Institut d'Études sur le Droit et la Justice dans les sociétés Arabes

L’organisation judiciaire irakienne

Les tribunaux de Première Instance (Mahakim Al-Badai)

Les tribunaux de première instance sont des tribunaux établis au centre administratif de chaque gouvernorat irakien ou dans un district administratif.

Chaque tribunal comprend un juge et est compétent lors des cas définis dans les articles 31-33 de la Loi de procédure civile. Cette juridiction couvre des sujets tels que les dettes de petites sommes d’argent en dinars irakiens, la vente de propriétaires immobiliers et les cas de statut personnel des non-musulmans et des étrangers non soumis à la loi islamique. Il y a environ 126 tribunaux de première instance.

Les tribunaux de statut personnel (Mahakim Al-Ahwal Al-Shakhsiya)

Ils sont établis à chaque endroit où se trouve un tribunal de première instance, avec un siège dans chaque tribunal. La juridiction du tribunal de statut personnel comprend les cas de mariage, de succession et des cas similaires. Il y a environ 126 tribunaux de statut personnel en Irak.

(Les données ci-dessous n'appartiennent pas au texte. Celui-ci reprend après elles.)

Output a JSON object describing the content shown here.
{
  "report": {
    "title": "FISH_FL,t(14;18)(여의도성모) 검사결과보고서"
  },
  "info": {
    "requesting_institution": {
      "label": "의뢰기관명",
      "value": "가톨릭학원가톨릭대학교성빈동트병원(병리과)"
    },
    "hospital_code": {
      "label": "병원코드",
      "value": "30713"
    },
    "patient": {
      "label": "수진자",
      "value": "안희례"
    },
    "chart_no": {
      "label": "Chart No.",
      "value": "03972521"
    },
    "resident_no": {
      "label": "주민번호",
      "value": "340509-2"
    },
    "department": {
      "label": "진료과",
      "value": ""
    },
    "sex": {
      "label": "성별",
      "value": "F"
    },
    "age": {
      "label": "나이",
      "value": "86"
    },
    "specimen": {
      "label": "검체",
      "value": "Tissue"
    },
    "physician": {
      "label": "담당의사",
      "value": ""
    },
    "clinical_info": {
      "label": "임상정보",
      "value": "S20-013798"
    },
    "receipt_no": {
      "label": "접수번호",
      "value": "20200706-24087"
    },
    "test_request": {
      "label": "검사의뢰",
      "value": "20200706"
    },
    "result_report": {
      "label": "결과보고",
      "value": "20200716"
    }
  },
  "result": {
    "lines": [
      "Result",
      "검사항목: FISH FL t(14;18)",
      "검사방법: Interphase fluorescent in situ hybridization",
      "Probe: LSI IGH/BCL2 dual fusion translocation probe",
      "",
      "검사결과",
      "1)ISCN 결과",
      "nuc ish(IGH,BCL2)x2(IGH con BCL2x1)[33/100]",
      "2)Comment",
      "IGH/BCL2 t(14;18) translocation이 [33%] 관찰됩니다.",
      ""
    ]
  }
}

Une Cour d’Appel (Mahkamat Al-Istinaf)

La Cour d’Appel est définie comme le haut corps judiciaire pour un gouvernorat ou plus, et est composée d’un Président et d’un nombre suffisant de vice-présidents et de juges. L’Irak est divisé en 16 districts d’appel judiciaires. La juridiction d’une cour d’appel examine les recours des décisions de tribunaux de première instance dans le district dont il relève.

Les tribunaux pénaux (Mahakim Al-Jinayat)

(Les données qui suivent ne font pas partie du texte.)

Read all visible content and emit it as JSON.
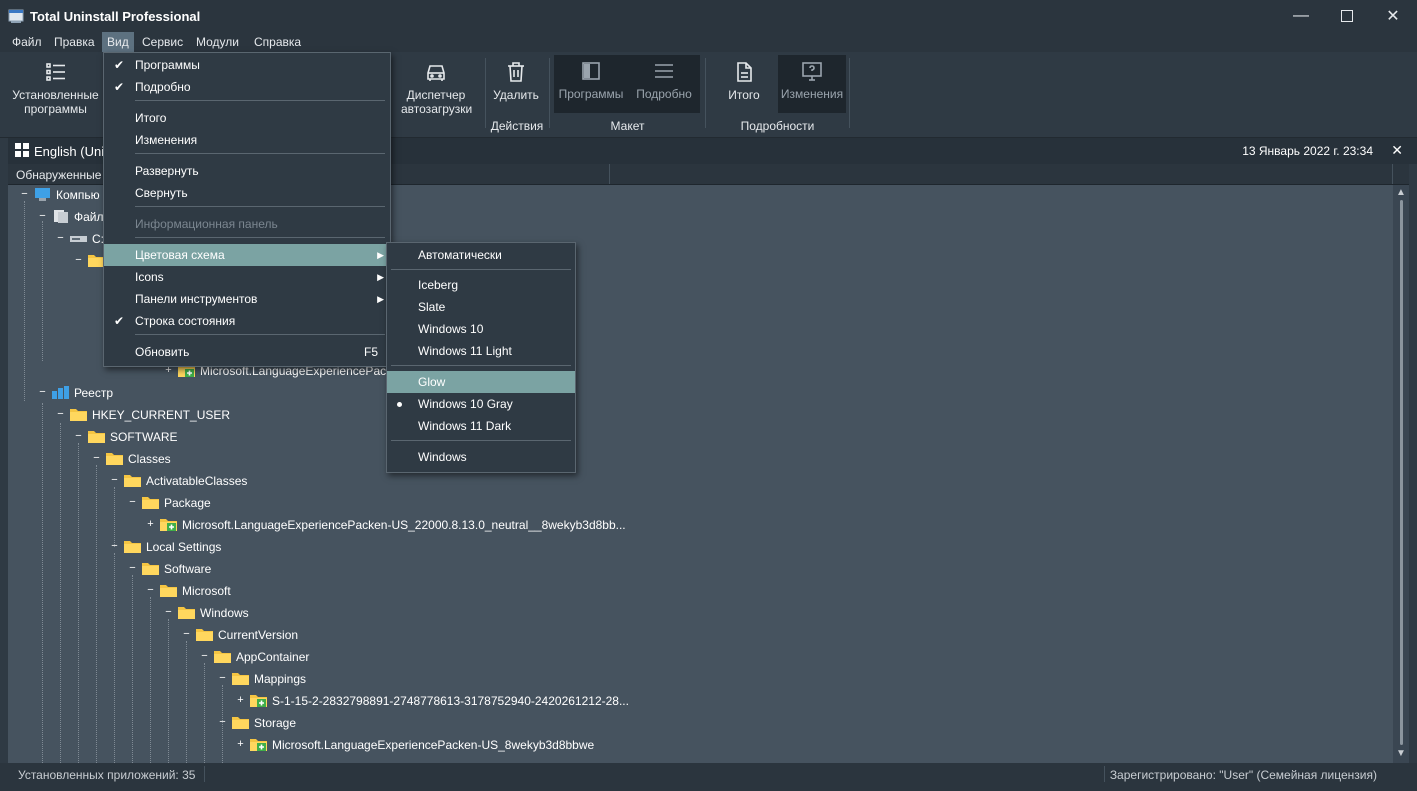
{
  "window": {
    "title": "Total Uninstall Professional"
  },
  "menubar": [
    "Файл",
    "Правка",
    "Вид",
    "Сервис",
    "Модули",
    "Справка"
  ],
  "ribbon": {
    "installed": "Установленные программы",
    "startup": "Диспетчер автозагрузки",
    "delete": "Удалить",
    "layout_programs": "Программы",
    "layout_detailed": "Подробно",
    "summary": "Итого",
    "changes": "Изменения",
    "group_actions": "Действия",
    "group_layout": "Макет",
    "group_details": "Подробности"
  },
  "tab": {
    "label": "English (Uni",
    "date": "13 Январь 2022 г. 23:34"
  },
  "column_header": "Обнаруженные",
  "view_menu": {
    "items": [
      {
        "label": "Программы",
        "checked": true
      },
      {
        "label": "Подробно",
        "checked": true
      },
      {
        "label": "Итого"
      },
      {
        "label": "Изменения"
      },
      {
        "label": "Развернуть"
      },
      {
        "label": "Свернуть"
      },
      {
        "label": "Информационная панель",
        "disabled": true
      },
      {
        "label": "Цветовая схема",
        "submenu": true,
        "highlighted": true
      },
      {
        "label": "Icons",
        "submenu": true
      },
      {
        "label": "Панели инструментов",
        "submenu": true
      },
      {
        "label": "Строка состояния",
        "checked": true
      },
      {
        "label": "Обновить",
        "shortcut": "F5"
      }
    ]
  },
  "color_scheme_menu": {
    "items": [
      {
        "label": "Автоматически"
      },
      {
        "label": "Iceberg"
      },
      {
        "label": "Slate"
      },
      {
        "label": "Windows 10"
      },
      {
        "label": "Windows 11 Light"
      },
      {
        "label": "Glow",
        "highlighted": true
      },
      {
        "label": "Windows 10 Gray",
        "selected": true
      },
      {
        "label": "Windows 11 Dark"
      },
      {
        "label": "Windows"
      }
    ]
  },
  "tree": [
    {
      "label": "Компью",
      "icon": "computer-icon"
    },
    {
      "label": "Файл",
      "icon": "files-icon"
    },
    {
      "label": "C:",
      "icon": "drive-icon"
    },
    {
      "label": "",
      "icon": "folder-icon"
    },
    {
      "label": "Microsoft.LanguageExperiencePack",
      "icon": "package-icon"
    },
    {
      "label": "Реестр",
      "icon": "registry-icon"
    },
    {
      "label": "HKEY_CURRENT_USER",
      "icon": "folder-icon"
    },
    {
      "label": "SOFTWARE",
      "icon": "folder-icon"
    },
    {
      "label": "Classes",
      "icon": "folder-icon"
    },
    {
      "label": "ActivatableClasses",
      "icon": "folder-icon"
    },
    {
      "label": "Package",
      "icon": "folder-icon"
    },
    {
      "label": "Microsoft.LanguageExperiencePacken-US_22000.8.13.0_neutral__8wekyb3d8bb...",
      "icon": "package-icon"
    },
    {
      "label": "Local Settings",
      "icon": "folder-icon"
    },
    {
      "label": "Software",
      "icon": "folder-icon"
    },
    {
      "label": "Microsoft",
      "icon": "folder-icon"
    },
    {
      "label": "Windows",
      "icon": "folder-icon"
    },
    {
      "label": "CurrentVersion",
      "icon": "folder-icon"
    },
    {
      "label": "AppContainer",
      "icon": "folder-icon"
    },
    {
      "label": "Mappings",
      "icon": "folder-icon"
    },
    {
      "label": "S-1-15-2-2832798891-2748778613-3178752940-2420261212-28...",
      "icon": "package-icon"
    },
    {
      "label": "Storage",
      "icon": "folder-icon"
    },
    {
      "label": "Microsoft.LanguageExperiencePacken-US_8wekyb3d8bbwe",
      "icon": "package-icon"
    }
  ],
  "status": {
    "left": "Установленных приложений: 35",
    "right": "Зарегистрировано: \"User\" (Семейная лицензия)"
  }
}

Les tribunaux pénaux sont installés au centre des gouvernorats, et il ne peut y avoir plus d’un tribunal par gouvernorat. Chaque tribunal est composé d’un président, qui est à la tête de la cour d’appel dans le gouvernorat, ou un de ses députés et deux juges supplémentaires. Le président et les autres membres de la Cour sont nommés par le Haut Conseil Judiciaire. La juridiction de ces tribunaux couvre les cas de crimes sérieux  et les cas mentionnés par les tribunaux correctionnels. Il y a 126 cours chargées des infractions majeures.

Après la chute du régime Baas, une nouvelle Cour criminelle a été instauré par l’Autorité Provisoire de Coalition : la Cour Pénale Centrale (le 11 juillet 2003) (Almahakama Al-MarkaziaLiljinayat Fi Aliraq). Elle est investie de l’autorité sur certains crimes tels que le terrorisme, le crime organisé, la corruption gouvernementale ou des cas où un accusé criminel n’est pas capable d’obtenir un procès équitable dans une cour locale. Elle peut étudier des affaires des tribunaux réguliers d’instruction ainsi que ses propres tribunaux d’instruction, avec les recours à la Cour de Cassation. Sa composition est similaire à celle des tribunaux chargés des infractions majeures.

Les cours chargées des délits (Mahakim Al-Junah)

Ces cours sont établies avec certains tribunaux de première instance. Il ne peut pas y avoir plus d’une cour dans un district. Un juge siège dans chaque Cour. En l’absence d’un juge spécialement nommé à une telle Cour, le juge du tribunal de première instance siège comme juge pour les tribunaux pénaux. Sa juridiction est limitée aux cas d’infractions de moindre importance et de violations de règles mentionnées par les tribunaux d’investigation. Il y a une Cour spéciale qui traite les infractions au Code de la route. Elle est appelé « Cour du Code de la route », composé d’un seul juge. Il y a 128 cours chargées des délits.